ずっしり重たいパンを手にして、私の頭の中に鍋が急に現れて、そしてじゃがいもや、玉ねぎ、ソーセージ、トマト、キノコ、カラフルな豆まで、鍋の中でコトコトと煮えていた。
どんな味だろう?市販のコンソメの味?違う。
油を引いて、刻んだニンニクをしばらく炒める。それから玉ねぎやキノコ、じゃがいも、トマトを入れて丁寧に炒める。最後に丸ごとのソーセージをぶち込んで、水をたっぷり入れて、じっくりと煮込んでいく。味付けは少々の白ワインと塩。それだけ。

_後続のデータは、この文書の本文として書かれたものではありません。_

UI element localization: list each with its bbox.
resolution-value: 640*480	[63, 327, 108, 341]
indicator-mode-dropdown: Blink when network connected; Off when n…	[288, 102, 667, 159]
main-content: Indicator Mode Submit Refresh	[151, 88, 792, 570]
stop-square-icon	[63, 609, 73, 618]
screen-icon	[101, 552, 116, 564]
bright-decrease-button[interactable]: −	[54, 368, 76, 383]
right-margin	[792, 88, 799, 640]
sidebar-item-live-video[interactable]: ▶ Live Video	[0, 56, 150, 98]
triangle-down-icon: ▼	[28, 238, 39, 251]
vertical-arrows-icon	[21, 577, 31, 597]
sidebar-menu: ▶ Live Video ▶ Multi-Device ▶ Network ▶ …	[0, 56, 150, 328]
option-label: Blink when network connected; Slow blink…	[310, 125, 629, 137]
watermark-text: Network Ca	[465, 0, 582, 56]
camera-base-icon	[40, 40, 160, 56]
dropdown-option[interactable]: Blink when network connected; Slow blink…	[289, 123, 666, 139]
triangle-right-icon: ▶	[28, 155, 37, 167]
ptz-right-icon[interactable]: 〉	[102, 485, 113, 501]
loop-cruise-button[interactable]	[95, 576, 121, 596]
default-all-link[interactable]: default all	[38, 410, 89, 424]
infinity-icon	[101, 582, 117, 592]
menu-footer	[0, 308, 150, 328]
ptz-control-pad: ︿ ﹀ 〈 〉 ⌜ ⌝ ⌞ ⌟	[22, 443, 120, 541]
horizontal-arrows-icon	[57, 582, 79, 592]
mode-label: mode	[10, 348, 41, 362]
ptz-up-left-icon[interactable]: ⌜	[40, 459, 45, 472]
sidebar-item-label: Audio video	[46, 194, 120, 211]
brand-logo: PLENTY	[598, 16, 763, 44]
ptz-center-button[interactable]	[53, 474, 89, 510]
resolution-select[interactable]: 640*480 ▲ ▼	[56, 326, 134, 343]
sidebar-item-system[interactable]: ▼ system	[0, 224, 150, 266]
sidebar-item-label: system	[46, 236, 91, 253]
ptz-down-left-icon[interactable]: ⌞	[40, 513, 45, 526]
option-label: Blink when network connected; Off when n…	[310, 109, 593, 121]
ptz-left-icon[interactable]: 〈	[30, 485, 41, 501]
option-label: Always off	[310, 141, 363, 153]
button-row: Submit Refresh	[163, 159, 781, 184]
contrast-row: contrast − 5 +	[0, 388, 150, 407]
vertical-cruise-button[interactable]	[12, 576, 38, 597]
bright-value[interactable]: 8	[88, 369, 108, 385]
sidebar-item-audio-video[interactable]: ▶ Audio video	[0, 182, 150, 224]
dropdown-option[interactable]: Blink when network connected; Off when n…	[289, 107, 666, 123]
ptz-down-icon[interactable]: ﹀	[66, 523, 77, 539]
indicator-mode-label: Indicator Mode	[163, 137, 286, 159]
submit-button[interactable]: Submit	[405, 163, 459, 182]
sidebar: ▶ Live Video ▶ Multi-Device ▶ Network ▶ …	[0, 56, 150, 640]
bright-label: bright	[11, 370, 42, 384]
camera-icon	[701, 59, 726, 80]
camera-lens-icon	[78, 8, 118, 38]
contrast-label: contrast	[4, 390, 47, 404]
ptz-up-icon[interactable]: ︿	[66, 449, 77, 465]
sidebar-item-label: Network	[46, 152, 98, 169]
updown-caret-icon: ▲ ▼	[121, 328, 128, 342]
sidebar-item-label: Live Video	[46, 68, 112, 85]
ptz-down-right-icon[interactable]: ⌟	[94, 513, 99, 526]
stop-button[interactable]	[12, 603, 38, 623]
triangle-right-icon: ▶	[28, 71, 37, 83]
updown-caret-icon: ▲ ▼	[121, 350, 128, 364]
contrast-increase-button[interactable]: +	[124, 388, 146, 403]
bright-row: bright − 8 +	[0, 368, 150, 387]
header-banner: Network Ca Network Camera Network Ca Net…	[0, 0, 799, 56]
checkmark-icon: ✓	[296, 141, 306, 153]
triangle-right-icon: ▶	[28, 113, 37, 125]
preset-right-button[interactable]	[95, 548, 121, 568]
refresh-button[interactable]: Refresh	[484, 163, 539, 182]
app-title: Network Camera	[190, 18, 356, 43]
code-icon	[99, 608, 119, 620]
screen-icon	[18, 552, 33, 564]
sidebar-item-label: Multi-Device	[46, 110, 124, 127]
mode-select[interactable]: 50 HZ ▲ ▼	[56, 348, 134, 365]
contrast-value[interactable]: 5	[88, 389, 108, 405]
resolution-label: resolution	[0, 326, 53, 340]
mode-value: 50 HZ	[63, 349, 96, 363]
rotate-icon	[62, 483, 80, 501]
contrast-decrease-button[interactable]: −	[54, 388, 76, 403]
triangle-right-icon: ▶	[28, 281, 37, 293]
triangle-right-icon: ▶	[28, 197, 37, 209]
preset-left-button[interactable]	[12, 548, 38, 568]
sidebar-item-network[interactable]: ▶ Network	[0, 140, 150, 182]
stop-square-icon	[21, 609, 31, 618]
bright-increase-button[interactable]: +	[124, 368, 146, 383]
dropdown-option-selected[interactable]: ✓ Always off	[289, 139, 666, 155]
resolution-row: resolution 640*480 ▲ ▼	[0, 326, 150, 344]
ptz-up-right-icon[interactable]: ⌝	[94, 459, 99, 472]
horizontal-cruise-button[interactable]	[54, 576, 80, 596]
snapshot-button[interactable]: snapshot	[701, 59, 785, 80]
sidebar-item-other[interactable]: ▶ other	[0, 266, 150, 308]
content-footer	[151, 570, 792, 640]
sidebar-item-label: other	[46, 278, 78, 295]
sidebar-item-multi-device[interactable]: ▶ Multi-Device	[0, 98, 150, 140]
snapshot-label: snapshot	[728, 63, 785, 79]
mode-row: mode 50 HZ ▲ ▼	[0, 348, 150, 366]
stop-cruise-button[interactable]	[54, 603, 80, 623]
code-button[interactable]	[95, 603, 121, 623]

じゃがいものホクホク感、スープに溶け込んでゆく甘い玉ねぎ。香りも食感も絶妙な白いキノコ、赤い皮を浮かばせながら若干の酸味が残るトマト。お豆はすでに柔らかくなり、スープの中で転がっている。ソーセージは大事に食べる。指の長さくらい細めのソーセージは、真ん中から一口噛む。そうしたら、プチっと、中の油が飛び出す。熱い熱いと唸りながら、濃いめに味付けられたソーセージから飛び出すハーブの香りはまた人を夢の世界へと運んでゆく。
そうだ、そんなスープの具材を一周味わった後 次の出番はパンだ。フィンランドのパンの中身は少しざらざらしている。けれどそれがちょうどいいんだ。薄く切ったパンを持ったままで角からスープに浸して、少し固めのパンはすぐに柔らかくなるはず。その角を囓る。今度はトマトの酸味とソーセージのうまみとキノコの香りとタマネギの甘みを融合したスープは口の中で大合唱する。
美味しいパンとスープに、オレンジ色の光を発する照明が似合う。大きなダイニングテーブルに、家族全員が集まる。スプーンで食べてもいい、フォークで食べてもいい。とにかくみんなでたくさんの話をする。そして、いっぱい笑う。どこかの洋画のなかにあるように、職人気質のおじいちゃんと元気なお婆ちゃんもいたら最高。
金曜日の夜、仕事の帰りにたまたま紀伊国屋でフィンランドのパンを買った。
そして、今夜、スープを作ることにした。